Diangkatnya bantal lalu ditutupkan pada matanya...

"Ya Allah.... apa yang telah aku perbuat, sehingga perempuan yang kusayangi dan kucintai meninggalkanku?" ucap Anton merenung sejenak.

"Lalu Anna! Kenapa kamu juga ikut meninggalkanku? Kenapa.. Na?? Aku khawatir dan takut bila nanti terjadi apa-apa padamu! Aku tahu ini salah memberikan harapan padamu, tetapi aku melakukannya karena ingin menjagamu, menyayangi sebagai sahabat, mendampingimu sebagai kakak, sampai saatnya nanti kamu menemukan pendamping hidupmu sebagai penggantiku yang lebih baik! Aku mohon kamu jangan sampai melakukan tindakan yang bisa merugikanmu dan bayi dalam kandunganmu."

Anton terus bergumam, hingga tak terasa matanya terpejam, kini ia terbawa ke alam mimpi.


Di sebuah pantai yang indah di waktu senja, pemandangan lembayung mengiringi terbenamnya sang mentari, kesibukan para nelayan perahu layar yang sedang bersiap-siap mencari nafkah di bentangan laut biru, di tengah hiruk pikuk para nelayan terlihat tiga anak manusia yang sedang tertawa bercanda terlihat kemesraan di antara mereka,

Mereka adalah Anton, Renata dan Anna yang sedang berlibur, melepas penat dari masalah yang mereka hadapi. Perut Anna semakin terlihat membuncit menandakan usia kehamilannya yang semakin tua.

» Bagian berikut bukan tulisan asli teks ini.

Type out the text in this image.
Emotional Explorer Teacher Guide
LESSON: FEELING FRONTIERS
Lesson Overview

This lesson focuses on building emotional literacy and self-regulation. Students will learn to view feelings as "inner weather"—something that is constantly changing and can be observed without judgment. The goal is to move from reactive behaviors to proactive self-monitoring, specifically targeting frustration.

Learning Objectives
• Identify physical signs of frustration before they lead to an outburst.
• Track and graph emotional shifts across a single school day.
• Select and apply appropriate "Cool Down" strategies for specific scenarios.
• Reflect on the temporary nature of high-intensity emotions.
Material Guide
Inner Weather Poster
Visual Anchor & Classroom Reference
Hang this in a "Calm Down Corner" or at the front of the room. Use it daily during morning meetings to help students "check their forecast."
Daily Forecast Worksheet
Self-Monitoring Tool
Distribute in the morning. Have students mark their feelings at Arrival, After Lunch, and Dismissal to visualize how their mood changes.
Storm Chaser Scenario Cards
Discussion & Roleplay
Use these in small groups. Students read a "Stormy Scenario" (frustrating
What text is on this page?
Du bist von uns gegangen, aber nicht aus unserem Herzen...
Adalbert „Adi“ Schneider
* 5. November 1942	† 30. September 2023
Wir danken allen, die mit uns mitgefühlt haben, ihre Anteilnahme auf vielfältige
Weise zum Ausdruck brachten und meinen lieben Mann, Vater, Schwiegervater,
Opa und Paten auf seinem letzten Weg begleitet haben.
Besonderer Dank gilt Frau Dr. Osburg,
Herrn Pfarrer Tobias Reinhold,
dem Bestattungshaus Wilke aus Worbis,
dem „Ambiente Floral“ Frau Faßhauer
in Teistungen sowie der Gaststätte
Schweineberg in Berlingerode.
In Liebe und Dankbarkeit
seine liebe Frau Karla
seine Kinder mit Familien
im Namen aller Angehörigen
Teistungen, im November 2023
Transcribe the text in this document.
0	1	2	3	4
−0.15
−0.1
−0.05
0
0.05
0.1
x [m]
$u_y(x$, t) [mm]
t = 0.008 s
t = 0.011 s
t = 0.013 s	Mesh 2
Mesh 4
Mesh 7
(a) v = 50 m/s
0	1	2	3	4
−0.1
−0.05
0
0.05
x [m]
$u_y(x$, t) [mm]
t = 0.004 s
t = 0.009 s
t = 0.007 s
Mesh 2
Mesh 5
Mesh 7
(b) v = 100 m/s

Anton sedang duduk di atas pasir pantai memandangi Renata dan Anna, mereka berdua sedang bermain-main di bibir pantai sambil berlari-larian. Pakaian mereka berdua basah, ketika keduanya bermain air. Anton tersenyum bahagia saat melihat kedua wanita yang ia sayangi, terlihat tertawa-tawa penuh kebahagiaan.

"Anton...! Ayo, sini turun !" seru Renata melambaikan tangannya mengajak Anton ikut bermain bersama mereka.

"Aku tidak ingin kehilangan senyum mereka berdua. Aku berjanji, akan membuat mereka berdua selalu tersenyum. Apapun akan kulakukan demi mereka berdua selalu tersenyum," gumam Anton sambil melambaikan tangannya ke arah mereka berdua.

Anna menjauh dari bibir pantai lalu dia menaiki sebuah batu karang yang besar.

"Anna, kamu jangan ke situ, nanti kamu jatuh, ingat kamu sedang hamil tua!" teriak Anton mengingatkan, tetapi Anna mengindahkan teriakan Anton. Anna menaiki batu karang itu.

Lalu.....

"Rena..... Anton, sini...! Lihat itu!" seru Anna dari atas batu karang itu, menunjuk sebuah kapal layar yang berbeda dengan kapal layar milik nelayan lainnya, sedang berlabuh di dermaga.

Renata berlari mendekati Anna, Anton hanya diam ditempatnya, cuma bisa berdiri mematung, seakan berat melangkah.

"Mut, ajak Anna ke sini! Jangan ke situ, nanti jatuh!" teriak Anton mengingatkan.

Mereka berdua tak menggubris, malah menjulurkan lidahnya, meledek Anton.

"Lihat, Ren! Ada gadis cilik cantik di sana! Dia melambaikan tangannya pada kita, Ren..!! Lihat itu, ditangannya ada sesuatu yang bergerak gerak! Iiih lucuuu.. Aku pengen tahu.. itu apa?" ujar Anna sambil menuruni batu karang itu, ia terus berlari ke arah dermaga, Renata hanya diam, dan hanya melambaikan tangannya pada Anna.

"Mut, kejar Anna! Jangan jauh-jauh, nanti kenapa-krnapa? Aku nggak mau," Anton yang masih tak bisa bergerak, mengingatkan Renata, tapi Renata hanya tersenyum menoleh sambil melambaikan tangannya pada Anna.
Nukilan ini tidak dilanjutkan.